Выбрать главу

Шли годы, а Окуджава в песнях и стихах снова и снова возвращался к войне — и в 60-е, и в 70-е, и в 80-е, и в 90-е. Чтобы не быть голословным, кое-что (далеко не все) назову. 60-е годы: «Черный мессер», «Песенка о московских ополченцах», «Песенка веселого солдата», «Песенка о пехоте», «Часики», «Шла война к тому Берлину», «Отрада», «Четыре года», «Душевный разговор с сыном», «Белорусский вокзал». 70-е годы: «Послевоенное танго», «Из фронтового дневника», «А мы с тобой, брат, из пехоты…», «Проводы у военкомата». 80-е годы: «Воспоминания о Дне Победы», «Всему времечко свое: лить дождю. Земле вращаться…», «Живые, вставай-подымайся…», «Поздравьте меня, дорогая: я рад, что остался в живых…», «На полянке разминаются оркестры духовые…», «Мое поколенье», «Старики умирать не боятся…», «Ах, что-то мне не верится, что я брат, воевал…». 90-е годы: «Вы говорите про Ливан…», «Ехал всадник на коне…».

Прочитав в 1943 году стихи Семена Гудзенко, написанные в госпитале после ранения, Илья Эренбург так определил их новаторскую природу: «Это поэзия — изнутри войны. Это поэзия участника войны.

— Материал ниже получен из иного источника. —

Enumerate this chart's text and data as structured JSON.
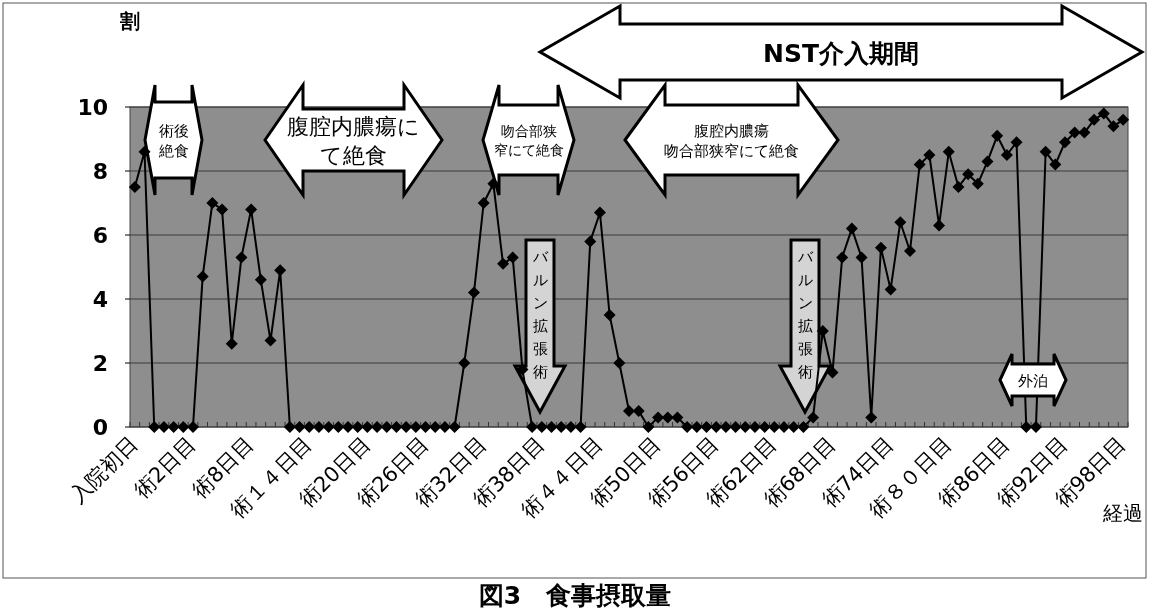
{
  "chart_data": {
    "type": "line",
    "title": "図3　食事摂取量",
    "xlabel": "経過",
    "ylabel": "割",
    "categories": [
      "入院初日",
      null,
      null,
      null,
      null,
      null,
      "術2日目",
      null,
      null,
      null,
      null,
      null,
      "術8日目",
      null,
      null,
      null,
      null,
      null,
      "術１４日目",
      null,
      null,
      null,
      null,
      null,
      "術20日目",
      null,
      null,
      null,
      null,
      null,
      "術26日目",
      null,
      null,
      null,
      null,
      null,
      "術32日目",
      null,
      null,
      null,
      null,
      null,
      "術38日目",
      null,
      null,
      null,
      null,
      null,
      "術４４日目",
      null,
      null,
      null,
      null,
      null,
      "術50日目",
      null,
      null,
      null,
      null,
      null,
      "術56日目",
      null,
      null,
      null,
      null,
      null,
      "術62日目",
      null,
      null,
      null,
      null,
      null,
      "術68日目",
      null,
      null,
      null,
      null,
      null,
      "術74日目",
      null,
      null,
      null,
      null,
      null,
      "術８０日目",
      null,
      null,
      null,
      null,
      null,
      "術86日目",
      null,
      null,
      null,
      null,
      null,
      "術92日目",
      null,
      null,
      null,
      null,
      null,
      "術98日目"
    ],
    "values": [
      7.5,
      8.6,
      0,
      0,
      0,
      0,
      0,
      4.7,
      7.0,
      6.8,
      2.6,
      5.3,
      6.8,
      4.6,
      2.7,
      4.9,
      0,
      0,
      0,
      0,
      0,
      0,
      0,
      0,
      0,
      0,
      0,
      0,
      0,
      0,
      0,
      0,
      0,
      0,
      2.0,
      4.2,
      7.0,
      7.6,
      5.1,
      5.3,
      1.8,
      0,
      0,
      0,
      0,
      0,
      0,
      5.8,
      6.7,
      3.5,
      2.0,
      0.5,
      0.5,
      0,
      0.3,
      0.3,
      0.3,
      0,
      0,
      0,
      0,
      0,
      0,
      0,
      0,
      0,
      0,
      0,
      0,
      0,
      0.3,
      3.0,
      1.7,
      5.3,
      6.2,
      5.3,
      0.3,
      5.6,
      4.3,
      6.4,
      5.5,
      8.2,
      8.5,
      6.3,
      8.6,
      7.5,
      7.9,
      7.6,
      8.3,
      9.1,
      8.5,
      8.9,
      0,
      0,
      8.6,
      8.2,
      8.9,
      9.2,
      9.2,
      9.6,
      9.8,
      9.4,
      9.6
    ],
    "color": "#000000",
    "marker": "diamond",
    "grid": "y",
    "ylim": [
      0,
      10
    ],
    "yticks": [
      0,
      2,
      4,
      6,
      8,
      10
    ],
    "annotations": [
      "術後絶食",
      "腹腔内膿瘍にて絶食",
      "吻合部狭窄にて絶食",
      "腹腔内膿瘍吻合部狭窄にて絶食",
      "NST介入期間",
      "バルン拡張術",
      "バルン拡張術",
      "外泊"
    ]
  }
}
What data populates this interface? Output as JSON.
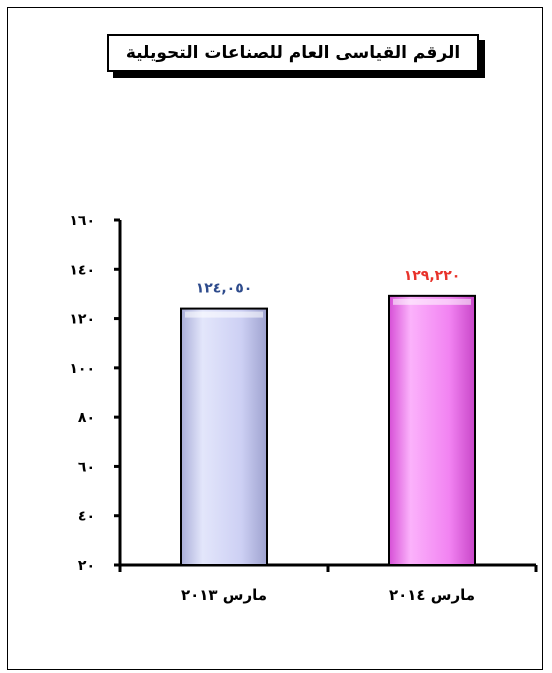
{
  "chart_data": {
    "type": "bar",
    "title": "الرقم القياسى العام للصناعات التحويلية",
    "categories": [
      "مارس ٢٠١٣",
      "مارس ٢٠١٤"
    ],
    "values": [
      124.05,
      129.22
    ],
    "data_labels": [
      "١٢٤,٠٥٠",
      "١٢٩,٢٢٠"
    ],
    "ylim": [
      20,
      160
    ],
    "yticks": [
      20,
      40,
      60,
      80,
      100,
      120,
      140,
      160
    ],
    "ytick_labels": [
      "٢٠",
      "٤٠",
      "٦٠",
      "٨٠",
      "١٠٠",
      "١٢٠",
      "١٤٠",
      "١٦٠"
    ],
    "xlabel": "",
    "ylabel": "",
    "grid": false,
    "legend": "none",
    "bar_colors": [
      "#c9cdf3",
      "#f07ef0"
    ],
    "label_colors": [
      "#2e4b8c",
      "#e8322a"
    ]
  }
}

Это поэзия не о войне, а с войны, с фронта». В сущности эта была общая родовая характеристика поэтов фронтового поколения. Она верна и по отношению к творчеству Булата Окуджавы — оно с фронта, изнутри войны.

На фронте сформировались его представления о добре и зле, о чести и бесчестии, оттуда он вынес неостывающую ненависть к кровопролитию, жестокости, милитаристской романтике, демагогии и казенной лжи, там, под огнем, научился по-настоящему ценить жизнь, проникся уважением к правде — той, о которой, видимо, не зря говорят, что она горькая.

Он ощущал себя в поэзии посланцем тех, кто сложил голову на войне. Процитирую два поздних стихотворения Окуджавы, в которых его мировосприятие, сформировавшееся на фронте, его отношение к войне проступают с замечательной поэтической ясностью и глубиной:

Ах, что-то мне не верится, что я не пал в бою. А, может быть, подстреленный, давно живу в раю, И кущи там, и рощи там, и кудри по плечам… А эта жизнь прекрасная лишь снится по ночам.

И концовка второго:

Судьба ли меня защитила, собою укрыв от огня! Какая-то тайная сила всю жизнь охраняла меня. И так все сошлось, дорогая, наверное, я там не сгорел, Чтоб выкрикнуть здесь, догорая, про то, что другой не успел.

О том, какое большое место в памяти Окуджавы, в его поэтической оптике занимала война, свидетельствует и то, что она нередко всплывает в стихах на вполне мирные «штатские» темы, через нее видит поэт окружающий его мир.

Вот стихотворение, посвященное поэтическому слову:

А есть слова: шинелей серый ряд. В литые сапоги они обуты, ремни свои затягивают круто, махоркою прогорклою дымят.

Вот пейзажная зарисовка:

Все мне чудится: вот сойдутся дубы, и осины, и ели. И повторят привалов уют. Над кострами развесят шинели И домашнее что-то, щемящее запоют.

О своем костюме:

На мне костюмчик серый-серый, Совсем, как серая шинель.

О шарманке:

По Сивцеву Вражку проходит шарманка смешной отставной одноногий солдат.

По дороге из Нормандии в Париж ему вдруг

Припомнилось, привиделось, приснилось, пригрезилось, и все остановилось на том углу, где был я юн и слеп, в землянке той, не слишком удобной…

Да и те стихи Окуджавы, которые я бы назвал костюмно-историческими — герои их юнкера, гусары, кавалергарды («Проводы юнкеров» «Песенка кавалергарда», «Песенка о молодом гусаре», «Нужны ли гусару сомненья…»), и те, в которых создается мир сказки («Старый король», «Капли датского короля», «Военные портняжки»), — все они, несомненно, подсказаны, навеяны воспоминаниями о фронтовой юности.